This past weekend, our program went on a camping trip. We took a 4 ½ hour drive up the Cederberg Mountain Range. What started as paved highways quickly turned to treacherous dirt roads that hugged the sides of the mountains. Let’s just say I was very happy that I wasn’t the one behind the wheel. A rainstorm earlier in the week left the roads very soggy and our twelve-man van got stuck- twice. In the middle of the South African wilderness, there is no AAA to call when your van is stuck up in the mountains. So each time we go out and pushed, laughing and joking all the while.
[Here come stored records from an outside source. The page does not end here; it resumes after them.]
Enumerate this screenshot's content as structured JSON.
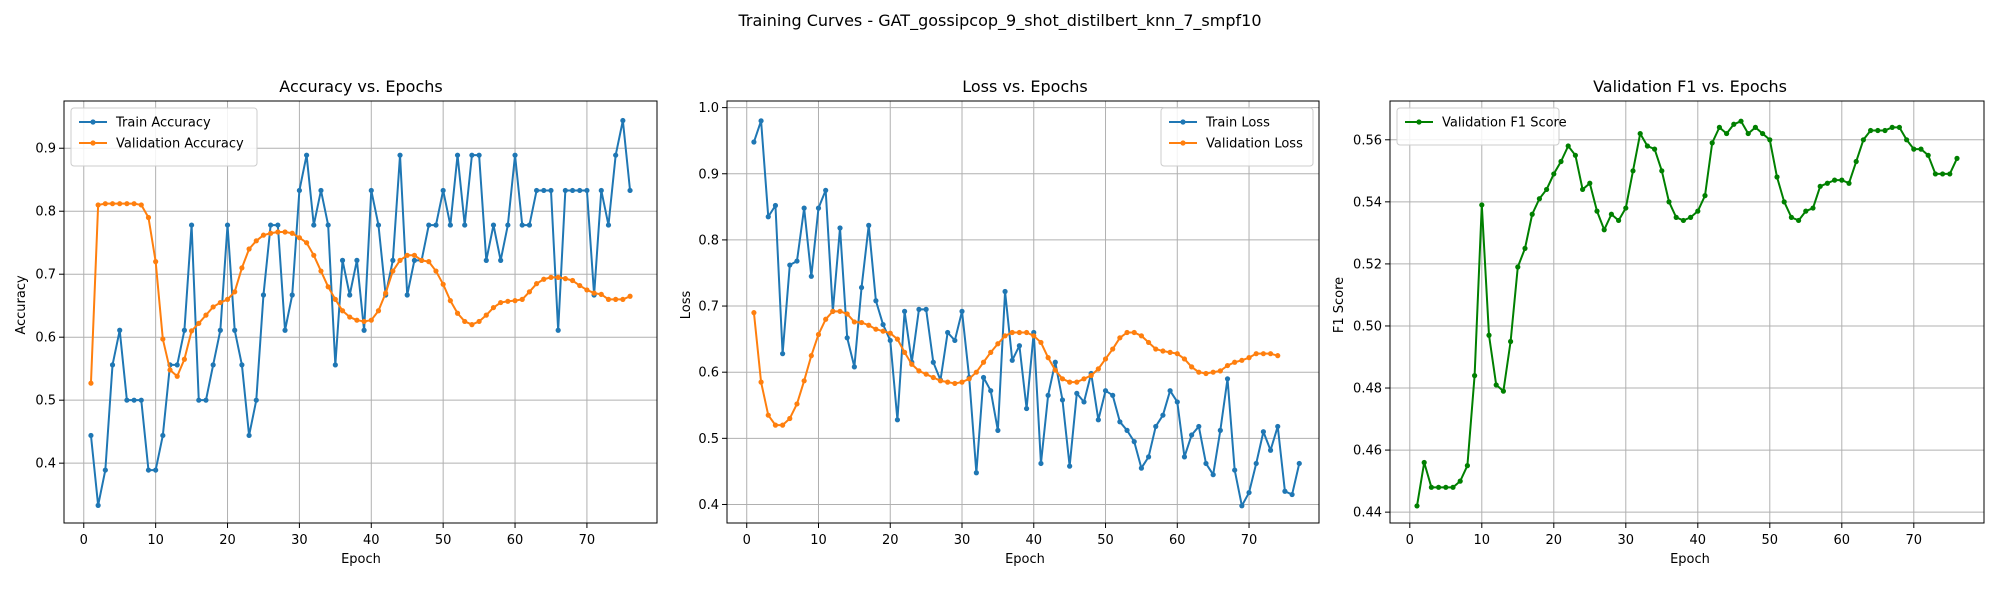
{
  "figure": {
    "title": "Training Curves - GAT_gossipcop_9_shot_distilbert_knn_7_smpf10"
  },
  "colors": {
    "train": "#1f77b4",
    "validation": "#ff7f0e",
    "f1": "#008000",
    "grid": "#b0b0b0",
    "axes": "#000000"
  },
  "chart_data": [
    {
      "type": "line",
      "title": "Accuracy vs. Epochs",
      "xlabel": "Epoch",
      "ylabel": "Accuracy",
      "xlim": [
        -2.75,
        79.75
      ],
      "ylim": [
        0.305,
        0.975
      ],
      "xticks": [
        0,
        10,
        20,
        30,
        40,
        50,
        60,
        70
      ],
      "yticks": [
        0.4,
        0.5,
        0.6,
        0.7,
        0.8,
        0.9
      ],
      "ytick_labels": [
        "0.4",
        "0.5",
        "0.6",
        "0.7",
        "0.8",
        "0.9"
      ],
      "grid": true,
      "legend_position": "upper-left",
      "series": [
        {
          "name": "Train Accuracy",
          "color": "train",
          "y": [
            0.444,
            0.333,
            0.389,
            0.556,
            0.611,
            0.5,
            0.5,
            0.5,
            0.389,
            0.389,
            0.444,
            0.556,
            0.556,
            0.611,
            0.778,
            0.5,
            0.5,
            0.556,
            0.611,
            0.778,
            0.611,
            0.556,
            0.444,
            0.5,
            0.667,
            0.778,
            0.778,
            0.611,
            0.667,
            0.833,
            0.889,
            0.778,
            0.833,
            0.778,
            0.556,
            0.722,
            0.667,
            0.722,
            0.611,
            0.833,
            0.778,
            0.667,
            0.722,
            0.889,
            0.667,
            0.722,
            0.722,
            0.778,
            0.778,
            0.833,
            0.778,
            0.889,
            0.778,
            0.889,
            0.889,
            0.722,
            0.778,
            0.722,
            0.778,
            0.889,
            0.778,
            0.778,
            0.833,
            0.833,
            0.833,
            0.611,
            0.833,
            0.833,
            0.833,
            0.833,
            0.667,
            0.833,
            0.778,
            0.889,
            0.944,
            0.833
          ]
        },
        {
          "name": "Validation Accuracy",
          "color": "validation",
          "y": [
            0.527,
            0.81,
            0.812,
            0.812,
            0.812,
            0.812,
            0.812,
            0.81,
            0.79,
            0.72,
            0.597,
            0.548,
            0.538,
            0.565,
            0.61,
            0.622,
            0.635,
            0.648,
            0.655,
            0.66,
            0.672,
            0.71,
            0.74,
            0.753,
            0.762,
            0.765,
            0.767,
            0.767,
            0.765,
            0.758,
            0.75,
            0.73,
            0.705,
            0.68,
            0.66,
            0.642,
            0.632,
            0.627,
            0.625,
            0.627,
            0.642,
            0.67,
            0.705,
            0.722,
            0.73,
            0.73,
            0.722,
            0.72,
            0.705,
            0.684,
            0.658,
            0.638,
            0.625,
            0.62,
            0.625,
            0.635,
            0.647,
            0.655,
            0.657,
            0.658,
            0.66,
            0.672,
            0.685,
            0.692,
            0.695,
            0.695,
            0.693,
            0.69,
            0.682,
            0.675,
            0.67,
            0.668,
            0.66,
            0.66,
            0.66,
            0.665
          ]
        }
      ]
    },
    {
      "type": "line",
      "title": "Loss vs. Epochs",
      "xlabel": "Epoch",
      "ylabel": "Loss",
      "xlim": [
        -2.75,
        79.75
      ],
      "ylim": [
        0.372,
        1.01
      ],
      "xticks": [
        0,
        10,
        20,
        30,
        40,
        50,
        60,
        70
      ],
      "yticks": [
        0.4,
        0.5,
        0.6,
        0.7,
        0.8,
        0.9,
        1.0
      ],
      "ytick_labels": [
        "0.4",
        "0.5",
        "0.6",
        "0.7",
        "0.8",
        "0.9",
        "1.0"
      ],
      "grid": true,
      "legend_position": "upper-right",
      "series": [
        {
          "name": "Train Loss",
          "color": "train",
          "y": [
            0.948,
            0.98,
            0.835,
            0.852,
            0.628,
            0.762,
            0.768,
            0.848,
            0.745,
            0.848,
            0.875,
            0.692,
            0.818,
            0.652,
            0.608,
            0.728,
            0.822,
            0.708,
            0.672,
            0.648,
            0.528,
            0.692,
            0.615,
            0.695,
            0.695,
            0.615,
            0.588,
            0.66,
            0.648,
            0.692,
            0.592,
            0.448,
            0.592,
            0.572,
            0.512,
            0.722,
            0.618,
            0.64,
            0.545,
            0.66,
            0.462,
            0.565,
            0.615,
            0.558,
            0.458,
            0.568,
            0.555,
            0.598,
            0.528,
            0.572,
            0.565,
            0.525,
            0.512,
            0.495,
            0.455,
            0.472,
            0.518,
            0.535,
            0.572,
            0.555,
            0.472,
            0.505,
            0.518,
            0.462,
            0.445,
            0.512,
            0.59,
            0.452,
            0.398,
            0.418,
            0.462,
            0.51,
            0.482,
            0.518,
            0.42,
            0.415,
            0.462
          ]
        },
        {
          "name": "Validation Loss",
          "color": "validation",
          "y": [
            0.69,
            0.585,
            0.535,
            0.52,
            0.52,
            0.53,
            0.552,
            0.587,
            0.625,
            0.657,
            0.68,
            0.692,
            0.692,
            0.688,
            0.676,
            0.675,
            0.671,
            0.665,
            0.662,
            0.659,
            0.65,
            0.63,
            0.612,
            0.602,
            0.597,
            0.592,
            0.587,
            0.585,
            0.583,
            0.585,
            0.59,
            0.6,
            0.615,
            0.63,
            0.643,
            0.655,
            0.66,
            0.66,
            0.66,
            0.655,
            0.645,
            0.622,
            0.603,
            0.59,
            0.585,
            0.585,
            0.59,
            0.595,
            0.605,
            0.62,
            0.635,
            0.652,
            0.66,
            0.66,
            0.655,
            0.645,
            0.635,
            0.632,
            0.63,
            0.628,
            0.62,
            0.608,
            0.6,
            0.598,
            0.6,
            0.602,
            0.61,
            0.615,
            0.618,
            0.622,
            0.628,
            0.628,
            0.628,
            0.625
          ]
        }
      ]
    },
    {
      "type": "line",
      "title": "Validation F1 vs. Epochs",
      "xlabel": "Epoch",
      "ylabel": "F1 Score",
      "xlim": [
        -2.75,
        79.75
      ],
      "ylim": [
        0.4365,
        0.5725
      ],
      "xticks": [
        0,
        10,
        20,
        30,
        40,
        50,
        60,
        70
      ],
      "yticks": [
        0.44,
        0.46,
        0.48,
        0.5,
        0.52,
        0.54,
        0.56
      ],
      "ytick_labels": [
        "0.44",
        "0.46",
        "0.48",
        "0.50",
        "0.52",
        "0.54",
        "0.56"
      ],
      "grid": true,
      "legend_position": "upper-left",
      "series": [
        {
          "name": "Validation F1 Score",
          "color": "f1",
          "y": [
            0.442,
            0.456,
            0.448,
            0.448,
            0.448,
            0.448,
            0.45,
            0.455,
            0.484,
            0.539,
            0.497,
            0.481,
            0.479,
            0.495,
            0.519,
            0.525,
            0.536,
            0.541,
            0.544,
            0.549,
            0.553,
            0.558,
            0.555,
            0.544,
            0.546,
            0.537,
            0.531,
            0.536,
            0.534,
            0.538,
            0.55,
            0.562,
            0.558,
            0.557,
            0.55,
            0.54,
            0.535,
            0.534,
            0.535,
            0.537,
            0.542,
            0.559,
            0.564,
            0.562,
            0.565,
            0.566,
            0.562,
            0.564,
            0.562,
            0.56,
            0.548,
            0.54,
            0.535,
            0.534,
            0.537,
            0.538,
            0.545,
            0.546,
            0.547,
            0.547,
            0.546,
            0.553,
            0.56,
            0.563,
            0.563,
            0.563,
            0.564,
            0.564,
            0.56,
            0.557,
            0.557,
            0.555,
            0.549,
            0.549,
            0.549,
            0.554
          ]
        }
      ]
    }
  ]
}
The first night in our cabins, Mama H (Hestea, the AIFS Resident Director) planned a traditional South African braai for us. She asked for a couple volunteers to help her prepare the meal. I don’t have much experience with barbequing but I jumped at the chance to learn the traditional Afrikaans way of cooking. First, we laid out 70 links of Boerwurst, a homemade Afrikaans sausage, on a large grate and then laid another grate on top. We latched the two grates together and set them on the fire. We put on giant gloves and throughout the course of cooking the sausage, flipped the grate about 12 times—a process that is hot, smoky, and requires some muscle. Nonetheless, I couldn’t help but feel awesome flipping 70 South African sausages over a blazing fire in the middle of the mountains. Mama H prepared her special sauce that contained a blend of stewed tomatoes, peppers, onions, and spices that she would not disclose to us. It was easily the best meal that I’ve had since my time in South Africa. And of course, no night around the campfire is complete without s’mores!
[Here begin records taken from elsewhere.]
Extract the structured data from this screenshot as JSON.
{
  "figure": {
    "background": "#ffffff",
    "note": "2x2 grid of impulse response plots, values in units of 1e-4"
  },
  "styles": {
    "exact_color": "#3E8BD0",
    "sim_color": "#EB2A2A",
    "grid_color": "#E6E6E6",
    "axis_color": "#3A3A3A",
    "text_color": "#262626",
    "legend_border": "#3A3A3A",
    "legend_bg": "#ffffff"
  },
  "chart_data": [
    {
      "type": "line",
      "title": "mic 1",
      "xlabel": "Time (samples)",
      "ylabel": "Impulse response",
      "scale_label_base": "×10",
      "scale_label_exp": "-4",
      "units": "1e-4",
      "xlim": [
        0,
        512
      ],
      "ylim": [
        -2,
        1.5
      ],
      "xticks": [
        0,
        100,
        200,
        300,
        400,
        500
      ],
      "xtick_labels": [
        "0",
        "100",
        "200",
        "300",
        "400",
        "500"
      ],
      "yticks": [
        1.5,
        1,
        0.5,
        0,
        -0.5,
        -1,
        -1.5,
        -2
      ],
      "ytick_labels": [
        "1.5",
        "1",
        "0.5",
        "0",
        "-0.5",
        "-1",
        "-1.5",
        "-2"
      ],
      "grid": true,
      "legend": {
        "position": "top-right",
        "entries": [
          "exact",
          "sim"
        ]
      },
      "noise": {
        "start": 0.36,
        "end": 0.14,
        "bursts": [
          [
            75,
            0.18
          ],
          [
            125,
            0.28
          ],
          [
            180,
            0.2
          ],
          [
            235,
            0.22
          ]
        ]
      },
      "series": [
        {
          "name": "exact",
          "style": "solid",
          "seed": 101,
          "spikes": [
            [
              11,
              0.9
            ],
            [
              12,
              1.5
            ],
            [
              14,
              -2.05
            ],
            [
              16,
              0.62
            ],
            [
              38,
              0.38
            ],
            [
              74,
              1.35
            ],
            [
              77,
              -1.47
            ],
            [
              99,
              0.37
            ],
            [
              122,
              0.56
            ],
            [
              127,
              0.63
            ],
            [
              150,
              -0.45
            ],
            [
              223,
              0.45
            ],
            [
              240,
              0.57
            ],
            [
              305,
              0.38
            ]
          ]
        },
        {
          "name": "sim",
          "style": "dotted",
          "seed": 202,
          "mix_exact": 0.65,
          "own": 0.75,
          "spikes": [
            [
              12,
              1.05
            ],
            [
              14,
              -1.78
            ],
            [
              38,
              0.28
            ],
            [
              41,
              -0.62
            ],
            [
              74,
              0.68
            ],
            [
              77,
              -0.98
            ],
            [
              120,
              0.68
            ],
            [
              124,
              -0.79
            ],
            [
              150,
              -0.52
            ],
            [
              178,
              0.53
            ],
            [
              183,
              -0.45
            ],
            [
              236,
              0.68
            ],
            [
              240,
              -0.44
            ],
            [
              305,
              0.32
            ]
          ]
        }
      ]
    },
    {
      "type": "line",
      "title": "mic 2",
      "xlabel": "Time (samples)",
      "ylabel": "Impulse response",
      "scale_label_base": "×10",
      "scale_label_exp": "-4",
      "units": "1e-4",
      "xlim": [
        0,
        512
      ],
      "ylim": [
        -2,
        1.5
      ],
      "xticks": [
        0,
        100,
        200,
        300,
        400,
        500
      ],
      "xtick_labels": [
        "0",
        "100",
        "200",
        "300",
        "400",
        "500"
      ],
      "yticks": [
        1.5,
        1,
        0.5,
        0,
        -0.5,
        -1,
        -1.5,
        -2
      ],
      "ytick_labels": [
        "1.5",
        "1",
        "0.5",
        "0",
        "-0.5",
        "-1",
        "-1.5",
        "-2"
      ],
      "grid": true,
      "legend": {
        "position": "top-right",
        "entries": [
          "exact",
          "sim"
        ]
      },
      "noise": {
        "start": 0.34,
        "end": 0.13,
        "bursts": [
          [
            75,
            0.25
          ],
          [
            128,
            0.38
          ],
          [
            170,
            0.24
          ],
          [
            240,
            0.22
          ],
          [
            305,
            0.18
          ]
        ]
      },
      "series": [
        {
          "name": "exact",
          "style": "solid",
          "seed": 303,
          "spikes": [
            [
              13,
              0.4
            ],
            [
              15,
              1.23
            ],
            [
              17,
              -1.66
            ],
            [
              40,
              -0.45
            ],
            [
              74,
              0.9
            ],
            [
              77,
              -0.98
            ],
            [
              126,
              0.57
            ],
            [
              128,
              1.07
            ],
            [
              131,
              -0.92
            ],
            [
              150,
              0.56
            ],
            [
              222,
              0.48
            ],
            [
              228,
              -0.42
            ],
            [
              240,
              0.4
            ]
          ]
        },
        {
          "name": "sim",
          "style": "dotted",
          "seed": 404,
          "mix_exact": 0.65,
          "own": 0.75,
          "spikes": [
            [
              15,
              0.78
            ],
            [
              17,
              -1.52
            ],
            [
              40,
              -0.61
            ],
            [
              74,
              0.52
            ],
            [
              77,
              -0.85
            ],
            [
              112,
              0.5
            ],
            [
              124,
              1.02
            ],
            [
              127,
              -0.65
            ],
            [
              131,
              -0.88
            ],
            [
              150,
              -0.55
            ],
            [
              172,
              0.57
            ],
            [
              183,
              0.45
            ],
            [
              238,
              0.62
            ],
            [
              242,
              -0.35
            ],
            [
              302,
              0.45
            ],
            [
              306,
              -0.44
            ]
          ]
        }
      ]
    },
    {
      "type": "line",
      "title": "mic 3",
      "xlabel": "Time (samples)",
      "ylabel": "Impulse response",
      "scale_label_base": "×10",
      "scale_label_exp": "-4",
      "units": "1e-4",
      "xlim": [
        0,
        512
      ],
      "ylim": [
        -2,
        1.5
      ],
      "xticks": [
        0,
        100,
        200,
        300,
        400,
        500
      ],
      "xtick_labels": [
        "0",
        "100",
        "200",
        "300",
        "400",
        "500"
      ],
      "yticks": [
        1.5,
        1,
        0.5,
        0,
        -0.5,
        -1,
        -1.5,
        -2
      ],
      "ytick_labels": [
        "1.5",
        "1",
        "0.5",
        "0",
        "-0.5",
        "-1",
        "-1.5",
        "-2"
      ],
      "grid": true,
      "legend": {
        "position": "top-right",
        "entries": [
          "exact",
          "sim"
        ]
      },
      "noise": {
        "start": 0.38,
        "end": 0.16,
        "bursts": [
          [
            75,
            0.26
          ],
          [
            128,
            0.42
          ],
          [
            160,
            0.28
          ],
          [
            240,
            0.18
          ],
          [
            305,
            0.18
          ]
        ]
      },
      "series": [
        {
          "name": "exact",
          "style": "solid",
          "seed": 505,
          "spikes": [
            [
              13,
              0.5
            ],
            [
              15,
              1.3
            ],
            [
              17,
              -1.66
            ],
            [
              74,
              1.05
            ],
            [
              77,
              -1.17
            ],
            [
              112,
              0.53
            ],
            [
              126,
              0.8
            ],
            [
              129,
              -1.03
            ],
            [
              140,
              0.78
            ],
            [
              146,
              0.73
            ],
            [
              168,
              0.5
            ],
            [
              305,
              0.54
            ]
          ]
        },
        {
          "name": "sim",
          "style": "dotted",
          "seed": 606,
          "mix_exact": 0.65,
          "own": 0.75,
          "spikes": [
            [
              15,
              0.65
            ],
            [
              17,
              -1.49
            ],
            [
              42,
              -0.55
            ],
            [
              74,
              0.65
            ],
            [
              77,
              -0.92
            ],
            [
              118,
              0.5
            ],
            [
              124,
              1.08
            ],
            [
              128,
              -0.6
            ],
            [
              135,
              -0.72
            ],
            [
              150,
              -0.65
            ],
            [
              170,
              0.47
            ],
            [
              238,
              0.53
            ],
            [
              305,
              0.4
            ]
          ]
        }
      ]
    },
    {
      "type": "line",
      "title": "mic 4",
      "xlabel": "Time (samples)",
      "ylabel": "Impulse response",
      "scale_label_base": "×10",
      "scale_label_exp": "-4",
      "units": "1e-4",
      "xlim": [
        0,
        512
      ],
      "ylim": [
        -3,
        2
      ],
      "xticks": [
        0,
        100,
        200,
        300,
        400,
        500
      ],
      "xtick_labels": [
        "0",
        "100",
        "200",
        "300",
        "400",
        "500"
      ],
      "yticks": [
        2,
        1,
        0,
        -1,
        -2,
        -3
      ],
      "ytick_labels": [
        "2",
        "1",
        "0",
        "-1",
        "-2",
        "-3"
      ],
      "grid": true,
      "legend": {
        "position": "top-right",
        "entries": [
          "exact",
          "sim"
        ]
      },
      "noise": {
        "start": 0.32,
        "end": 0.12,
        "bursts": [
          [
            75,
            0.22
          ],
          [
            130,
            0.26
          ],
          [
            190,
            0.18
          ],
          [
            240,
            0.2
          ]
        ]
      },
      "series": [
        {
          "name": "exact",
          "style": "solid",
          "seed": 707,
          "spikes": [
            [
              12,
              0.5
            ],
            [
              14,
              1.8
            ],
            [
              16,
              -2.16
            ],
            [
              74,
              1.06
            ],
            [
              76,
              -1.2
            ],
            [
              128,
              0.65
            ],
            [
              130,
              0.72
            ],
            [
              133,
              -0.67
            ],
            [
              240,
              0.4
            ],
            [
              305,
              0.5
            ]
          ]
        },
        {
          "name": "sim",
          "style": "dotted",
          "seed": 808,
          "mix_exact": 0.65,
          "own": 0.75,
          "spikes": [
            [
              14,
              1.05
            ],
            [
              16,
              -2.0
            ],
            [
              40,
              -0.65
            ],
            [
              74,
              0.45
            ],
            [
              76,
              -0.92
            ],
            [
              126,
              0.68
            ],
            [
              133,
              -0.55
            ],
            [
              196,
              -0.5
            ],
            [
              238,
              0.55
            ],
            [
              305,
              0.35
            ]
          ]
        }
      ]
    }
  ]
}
The next day we woke up bright and early and embarked on a six-hour hike up the mountain. The incline started as gradual and allowed for beautiful views but quickly became steep and rocky. At that point, our group split into two: a group that wanted to do the more adventurous part of the hike and those who wanted to continue on the more gradual path to the top. I opted for the more adventurous trek, of course.
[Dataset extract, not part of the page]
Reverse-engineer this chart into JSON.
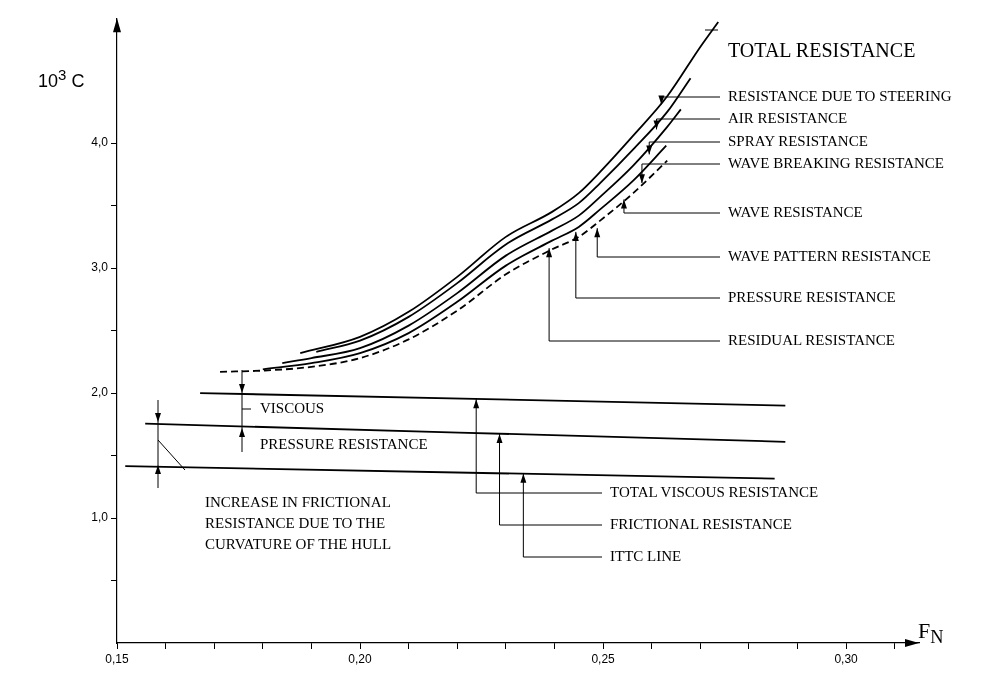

The hike required true teamwork! At one section of the hike I was put in charge of a “birthing hole.” We had to slide like turtles on our backs through a hole only about two feet in diameter. My job was to stand at the other side of the hole and pull people out once I saw their heads, hence the name. It was one of the most intense hikes I have been on but I loved every minute of it!
And the view at the top – totally worth it!
It’s hard to believe, but we are already halfway through our semester here in Stellenbosch! We are going on our spring break trip this coming week. Looking forward to hanging out with some elephants, river rafting, and kloofing!